A compreensão básica da fisiologia do sono pode auxiliar o profissional clínico a entender suas perturbações. O sono é um estado fisiológico e cíclico que se constitui de duas fases principais: o sono REM (rapid eye movement sleep) e o sono NREM (non rapid eye movement sleep). Essas duas fases se intercalam diversas vezes durante a noite, constituindo o chamado ciclo de sono REM-NREM. Em adultos jovens e saudáveis, cerca de um quinto do tempo de sono é constituído pelo sono REM, fase marcada por intensa atividade cerebral, hipotonia ou atonia muscular e pelos sonhos. O sono NREM se subdivide em três fases (I, II e III), com aumento progressivo de profundidade. Essa fase do sono é marcada pelo relaxamento muscular com manutenção do tônus, menor atividade cerebral e secreção hormonal.4

Normalmente o sono se inicia na fase I do sono NREM, após um breve período de latência. Em poucos minutos o indivíduo progride para a fase II, onde permanece por cerca de 30 a 60 minutos. Após esse período instala-se o sono de ondas lentas, expresso nas fases III do sono NREM. Essa é a fase mais profunda do sono e engloba hoje o que no passado eram as fases III e IV do sono NREM. Após cerca de 90 minutos, o indivíduo atinge a fase de sono REM, completando um primeiro ciclo de sono REM-NREM. Esses ciclos se repetem cerca de cinco vezes durante o período de sono. A fase III do sono NREM predomina na primeira metade da noite, mas quase não ocorre na segunda metade e próximo ao amanhecer.5

Os idosos são uma população relevante para a atenção domiciliar, uma vez que características epidemiológicas, fisiológicas, sociais e funcionais típicas da idade os leva frequentemente a receber cuidados em domicílio, de forma permanente ou transitória.
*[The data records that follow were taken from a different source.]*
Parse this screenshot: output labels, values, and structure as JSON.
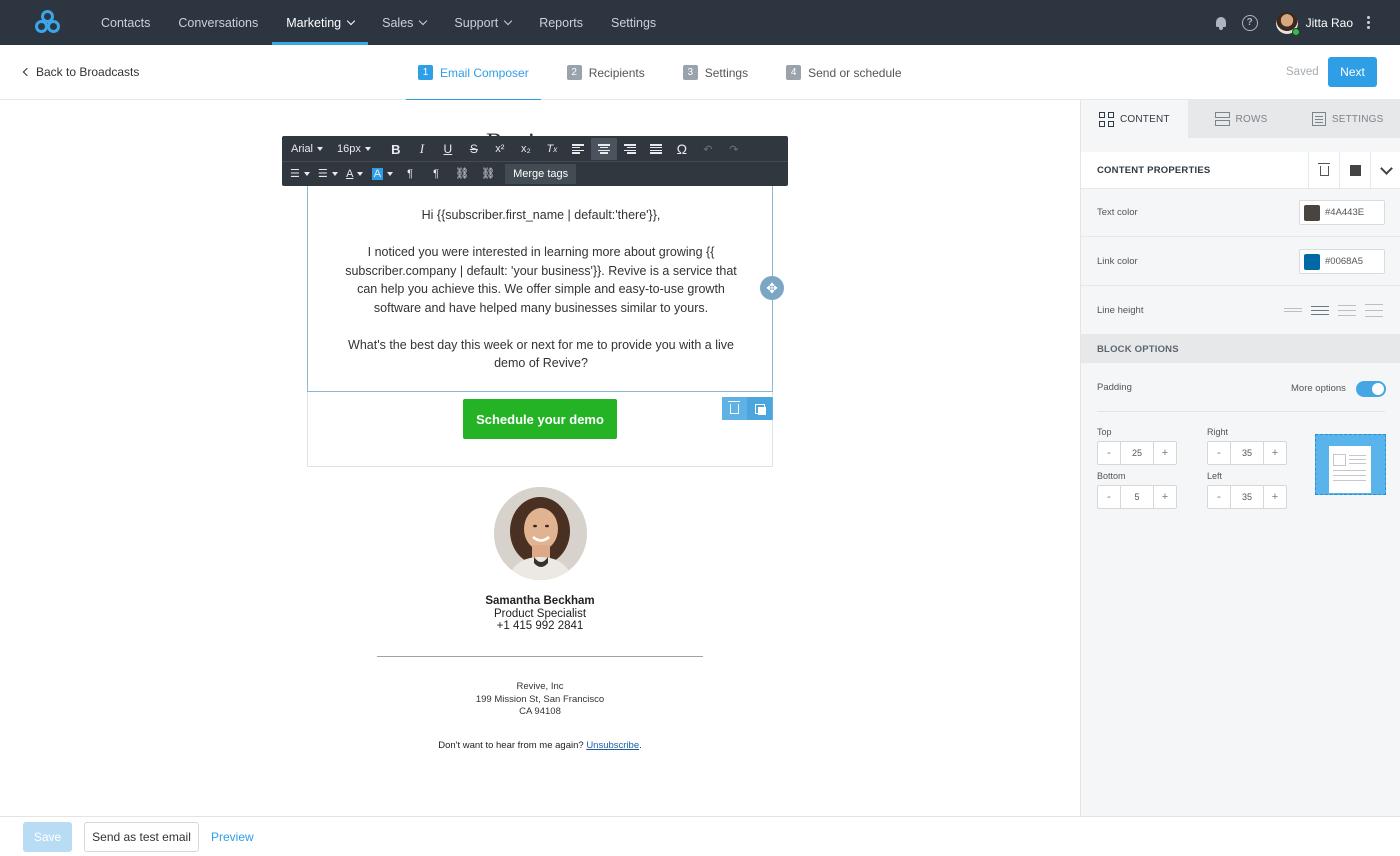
{
  "nav": {
    "items": [
      {
        "label": "Contacts",
        "dropdown": false,
        "active": false
      },
      {
        "label": "Conversations",
        "dropdown": false,
        "active": false
      },
      {
        "label": "Marketing",
        "dropdown": true,
        "active": true
      },
      {
        "label": "Sales",
        "dropdown": true,
        "active": false
      },
      {
        "label": "Support",
        "dropdown": true,
        "active": false
      },
      {
        "label": "Reports",
        "dropdown": false,
        "active": false
      },
      {
        "label": "Settings",
        "dropdown": false,
        "active": false
      }
    ],
    "user_name": "Jitta Rao",
    "accent": "#3aa6e8"
  },
  "subheader": {
    "back_label": "Back to Broadcasts",
    "steps": [
      {
        "num": "1",
        "label": "Email Composer",
        "active": true
      },
      {
        "num": "2",
        "label": "Recipients",
        "active": false
      },
      {
        "num": "3",
        "label": "Settings",
        "active": false
      },
      {
        "num": "4",
        "label": "Send or schedule",
        "active": false
      }
    ],
    "saved_label": "Saved",
    "next_label": "Next"
  },
  "editor": {
    "partial_heading": "Revive",
    "toolbar": {
      "font": "Arial",
      "size": "16px",
      "merge_tags": "Merge tags"
    },
    "paragraphs": [
      "Hi {{subscriber.first_name | default:'there'}},",
      "I noticed you were interested in learning more about growing {{ subscriber.company | default: 'your business'}}. Revive is a service that can help you achieve this. We offer simple and easy-to-use growth software and have helped many businesses similar to yours.",
      "What's the best day this week or next for me to provide you with a live demo of Revive?"
    ],
    "cta_label": "Schedule your demo",
    "cta_color": "#23b324",
    "signature": {
      "name": "Samantha Beckham",
      "title": "Product Specialist",
      "phone": "+1 415 992 2841"
    },
    "footer": {
      "company": "Revive, Inc",
      "street": "199 Mission St, San Francisco",
      "region": "CA 94108",
      "unsub_prefix": "Don't want to hear from me again? ",
      "unsub_link": "Unsubscribe",
      "unsub_suffix": "."
    }
  },
  "panel": {
    "tabs": [
      {
        "label": "CONTENT",
        "icon": "content-grid-icon",
        "active": true
      },
      {
        "label": "ROWS",
        "icon": "rows-icon",
        "active": false
      },
      {
        "label": "SETTINGS",
        "icon": "settings-doc-icon",
        "active": false
      }
    ],
    "content_properties": "CONTENT PROPERTIES",
    "text_color_label": "Text color",
    "text_color": "#4A443E",
    "link_color_label": "Link color",
    "link_color": "#0068A5",
    "line_height_label": "Line height",
    "block_options": "BLOCK OPTIONS",
    "padding_label": "Padding",
    "more_options": "More options",
    "more_options_on": true,
    "padding": {
      "top_label": "Top",
      "top": "25",
      "right_label": "Right",
      "right": "35",
      "bottom_label": "Bottom",
      "bottom": "5",
      "left_label": "Left",
      "left": "35"
    }
  },
  "bottom": {
    "save": "Save",
    "test": "Send as test email",
    "preview": "Preview"
  }
}
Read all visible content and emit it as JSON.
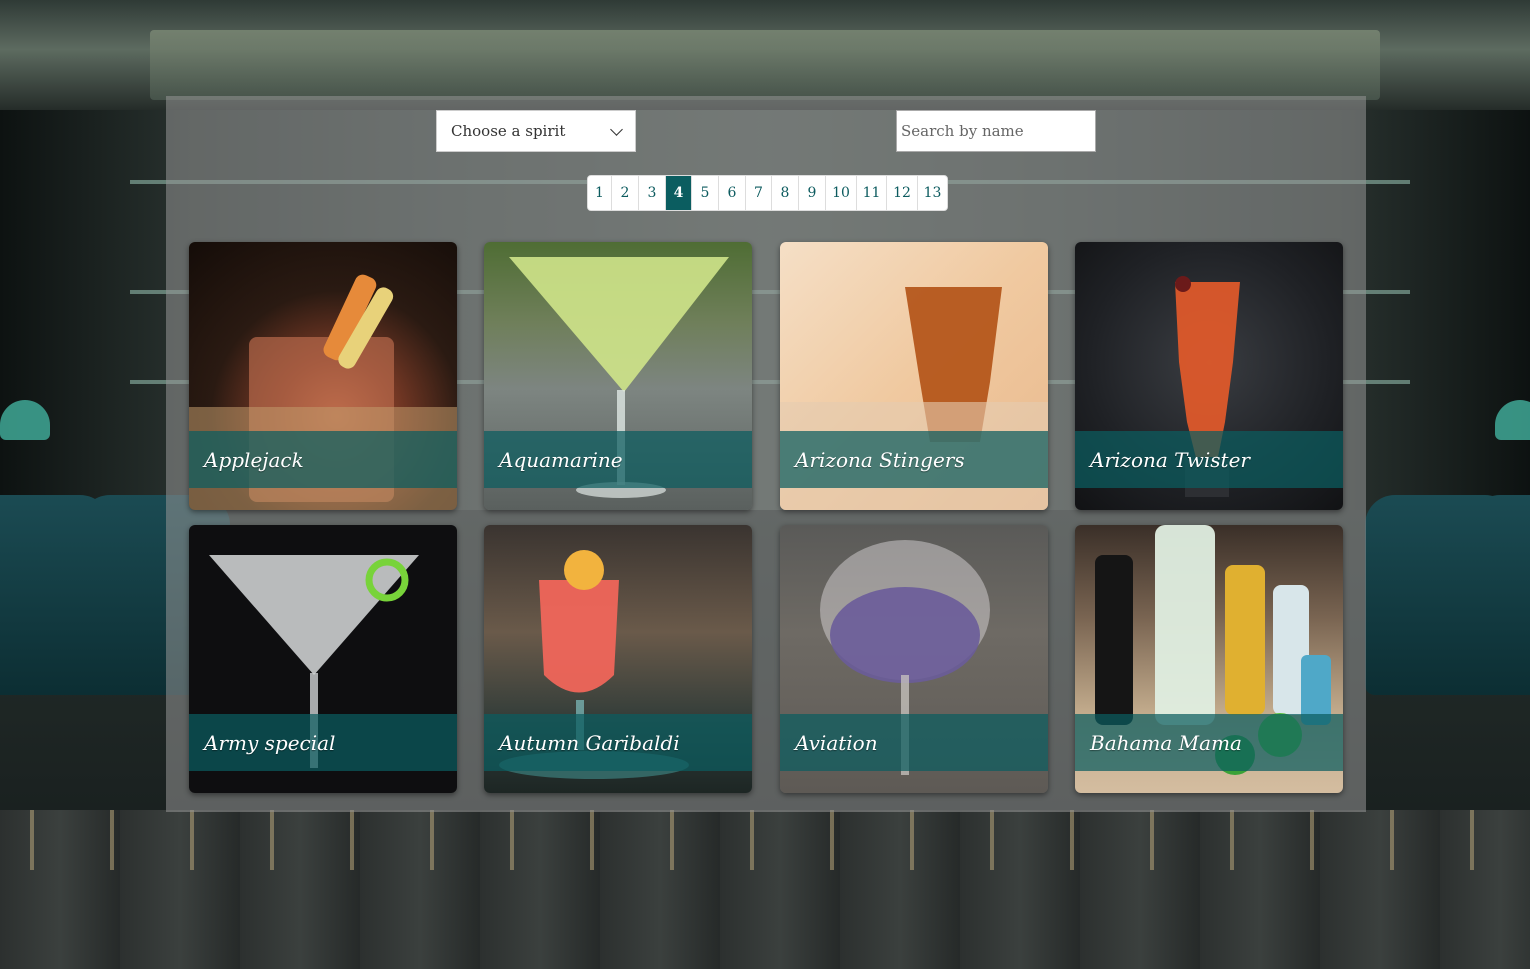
{
  "filters": {
    "spirit_select_label": "Choose a spirit",
    "search_placeholder": "Search by name"
  },
  "pagination": {
    "pages": [
      "1",
      "2",
      "3",
      "4",
      "5",
      "6",
      "7",
      "8",
      "9",
      "10",
      "11",
      "12",
      "13"
    ],
    "current": "4"
  },
  "cocktails": [
    {
      "name": "Applejack"
    },
    {
      "name": "Aquamarine"
    },
    {
      "name": "Arizona Stingers"
    },
    {
      "name": "Arizona Twister"
    },
    {
      "name": "Army special"
    },
    {
      "name": "Autumn Garibaldi"
    },
    {
      "name": "Aviation"
    },
    {
      "name": "Bahama Mama"
    }
  ],
  "colors": {
    "accent": "#0b5d60",
    "caption_overlay": "rgba(11,93,96,0.72)"
  }
}
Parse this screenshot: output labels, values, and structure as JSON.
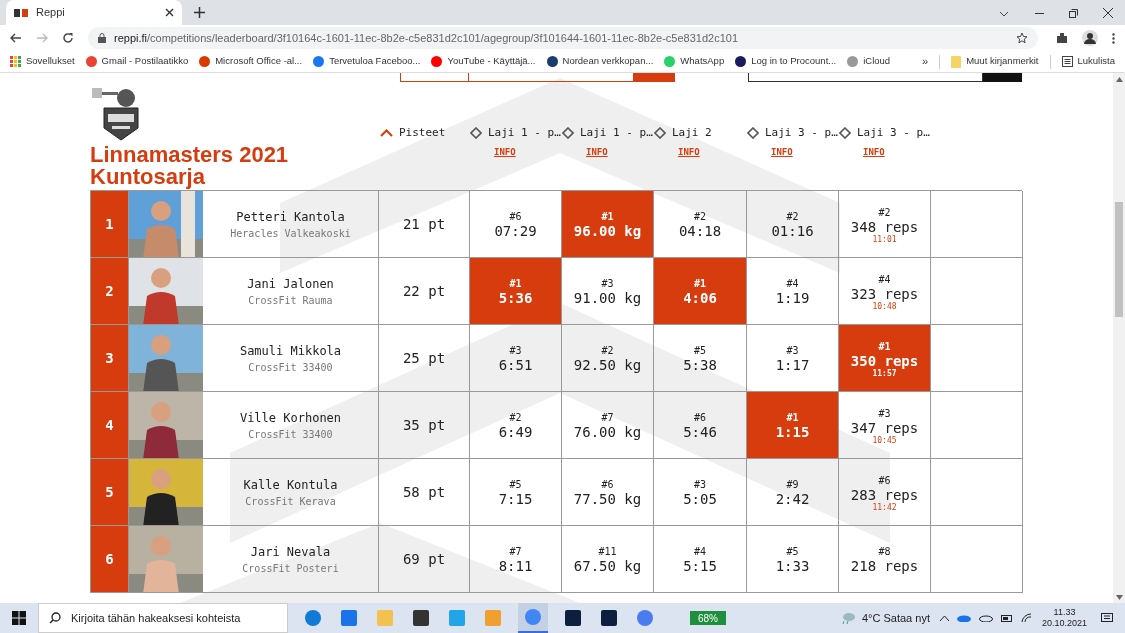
{
  "browser": {
    "tab_title": "Reppi",
    "url_host": "reppi.fi",
    "url_path": "/competitions/leaderboard/3f10164c-1601-11ec-8b2e-c5e831d2c101/agegroup/3f101644-1601-11ec-8b2e-c5e831d2c101",
    "bookmarks": [
      "Sovellukset",
      "Gmail - Postilaatikko",
      "Microsoft Office -al...",
      "Tervetuloa Faceboo...",
      "YouTube - Käyttäjä...",
      "Nordean verkkopan...",
      "WhatsApp",
      "Log in to Procount...",
      "iCloud"
    ],
    "more": "»",
    "other_bookmarks": "Muut kirjanmerkit",
    "reading_list": "Lukulista"
  },
  "page": {
    "title": "Linnamasters 2021",
    "subtitle": "Kuntosarja",
    "columns": [
      {
        "label": "Pisteet",
        "sorted": true
      },
      {
        "label": "Laji 1 - p…",
        "sorted": false,
        "link": "INFO"
      },
      {
        "label": "Laji 1 - p…",
        "sorted": false,
        "link": "INFO"
      },
      {
        "label": "Laji 2",
        "sorted": false,
        "link": "INFO"
      },
      {
        "label": "Laji 3 - p…",
        "sorted": false,
        "link": "INFO"
      },
      {
        "label": "Laji 3 - p…",
        "sorted": false,
        "link": "INFO"
      }
    ],
    "rows": [
      {
        "rank": "1",
        "name": "Petteri Kantola",
        "club": "Heracles Valkeakoski",
        "points": "21 pt",
        "results": [
          {
            "place": "#6",
            "score": "07:29",
            "best": false
          },
          {
            "place": "#1",
            "score": "96.00 kg",
            "best": true
          },
          {
            "place": "#2",
            "score": "04:18",
            "best": false
          },
          {
            "place": "#2",
            "score": "01:16",
            "best": false
          },
          {
            "place": "#2",
            "score": "348 reps",
            "time": "11:01",
            "best": false
          }
        ]
      },
      {
        "rank": "2",
        "name": "Jani Jalonen",
        "club": "CrossFit Rauma",
        "points": "22 pt",
        "results": [
          {
            "place": "#1",
            "score": "5:36",
            "best": true
          },
          {
            "place": "#3",
            "score": "91.00 kg",
            "best": false
          },
          {
            "place": "#1",
            "score": "4:06",
            "best": true
          },
          {
            "place": "#4",
            "score": "1:19",
            "best": false
          },
          {
            "place": "#4",
            "score": "323 reps",
            "time": "10:48",
            "best": false
          }
        ]
      },
      {
        "rank": "3",
        "name": "Samuli Mikkola",
        "club": "CrossFit 33400",
        "points": "25 pt",
        "results": [
          {
            "place": "#3",
            "score": "6:51",
            "best": false
          },
          {
            "place": "#2",
            "score": "92.50 kg",
            "best": false
          },
          {
            "place": "#5",
            "score": "5:38",
            "best": false
          },
          {
            "place": "#3",
            "score": "1:17",
            "best": false
          },
          {
            "place": "#1",
            "score": "350 reps",
            "time": "11:57",
            "best": true
          }
        ]
      },
      {
        "rank": "4",
        "name": "Ville Korhonen",
        "club": "CrossFit 33400",
        "points": "35 pt",
        "results": [
          {
            "place": "#2",
            "score": "6:49",
            "best": false
          },
          {
            "place": "#7",
            "score": "76.00 kg",
            "best": false
          },
          {
            "place": "#6",
            "score": "5:46",
            "best": false
          },
          {
            "place": "#1",
            "score": "1:15",
            "best": true
          },
          {
            "place": "#3",
            "score": "347 reps",
            "time": "10:45",
            "best": false
          }
        ]
      },
      {
        "rank": "5",
        "name": "Kalle Kontula",
        "club": "CrossFit Kerava",
        "points": "58 pt",
        "results": [
          {
            "place": "#5",
            "score": "7:15",
            "best": false
          },
          {
            "place": "#6",
            "score": "77.50 kg",
            "best": false
          },
          {
            "place": "#3",
            "score": "5:05",
            "best": false
          },
          {
            "place": "#9",
            "score": "2:42",
            "best": false
          },
          {
            "place": "#6",
            "score": "283 reps",
            "time": "11:42",
            "best": false
          }
        ]
      },
      {
        "rank": "6",
        "name": "Jari Nevala",
        "club": "CrossFit Posteri",
        "points": "69 pt",
        "results": [
          {
            "place": "#7",
            "score": "8:11",
            "best": false
          },
          {
            "place": "#11",
            "score": "67.50 kg",
            "best": false
          },
          {
            "place": "#4",
            "score": "5:15",
            "best": false
          },
          {
            "place": "#5",
            "score": "1:33",
            "best": false
          },
          {
            "place": "#8",
            "score": "218 reps",
            "best": false
          }
        ]
      }
    ]
  },
  "taskbar": {
    "search_placeholder": "Kirjoita tähän hakeaksesi kohteista",
    "battery": "68%",
    "weather": "4°C Sataa nyt",
    "time": "11.33",
    "date": "20.10.2021"
  }
}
O sono nessa faixa etária possui particularidades que merecem ser conhecidas pelos profissionais de saúde.

O envelhecimento está associado a mudanças na arquitetura do sono, mas essas mudanças não são consideradas patológicas, tampouco se deve partir do pressuposto de que é “normal” que o sono seja ruim nessa faixa etária.6 Diversos estudos demonstram que idosos saudáveis raramente apresentam distúrbios do sono e que idosos que dormem entre 6 e 9 horas têm melhor cognição, saúde física e qualidade de vida em comparação a outros adultos, de qualquer idade, que dormem menos horas ou a mais.6,7

As mudanças arquiteturais do sono, contudo, podem contribuir para a percepção de sono insatisfatório e dificultar essa faixa etária de atingir a quantidade necessária de sono. As principais alterações fisiológicas do sono associadas ao processo de envelhecimento estão descritas no Quadro 1.6

Quadro 1 Alterações fisiológicas do sono associadas ao envelhecimento

Fonte: elaborado pelos autores.

Nessa fase da vida, observa-se também um fenômeno chamado de “avanço de fase de sono”, causado pelo enfraquecimento do ciclo circadiano sono-vigília. Esse fenômeno é caracterizado por maior sonolência no final da tarde e nas primeiras horas da noite, bem como despertares mais precoces. Assim, muitos idosos tendem a adormecer entre as 19 e 21 horas e a despertar cerca de 8 horas depois, entre 3 e 5 da manhã. Nesses casos, os pacientes conseguem obter uma quantidade e eficiência de sono adequadas, mas as expectativas culturais a respeito do sono os levam a acreditar que esse padrão de sono é disfuncional. Assim, os idosos lutam contra o seu período de maior sonolência, na expectativa de que, ao atrasar o horário de início de sono, irão acordar mais tarde no dia seguinte, podendo, portanto, acompanhar o ritmo dos seus familiares. Entretanto, essas medidas geralmente são infrutíferas, uma vez que mesmo combatendo sua sonolência fisiológica e indo dormir mais tarde o idoso mantém o despertar precoce, em decorrência do avanço de fase.6,7 Dessa forma, observa-se que o desejo de se encaixar na rotina do lar implica pior qualidade de sono do que a modificação circadiana em si.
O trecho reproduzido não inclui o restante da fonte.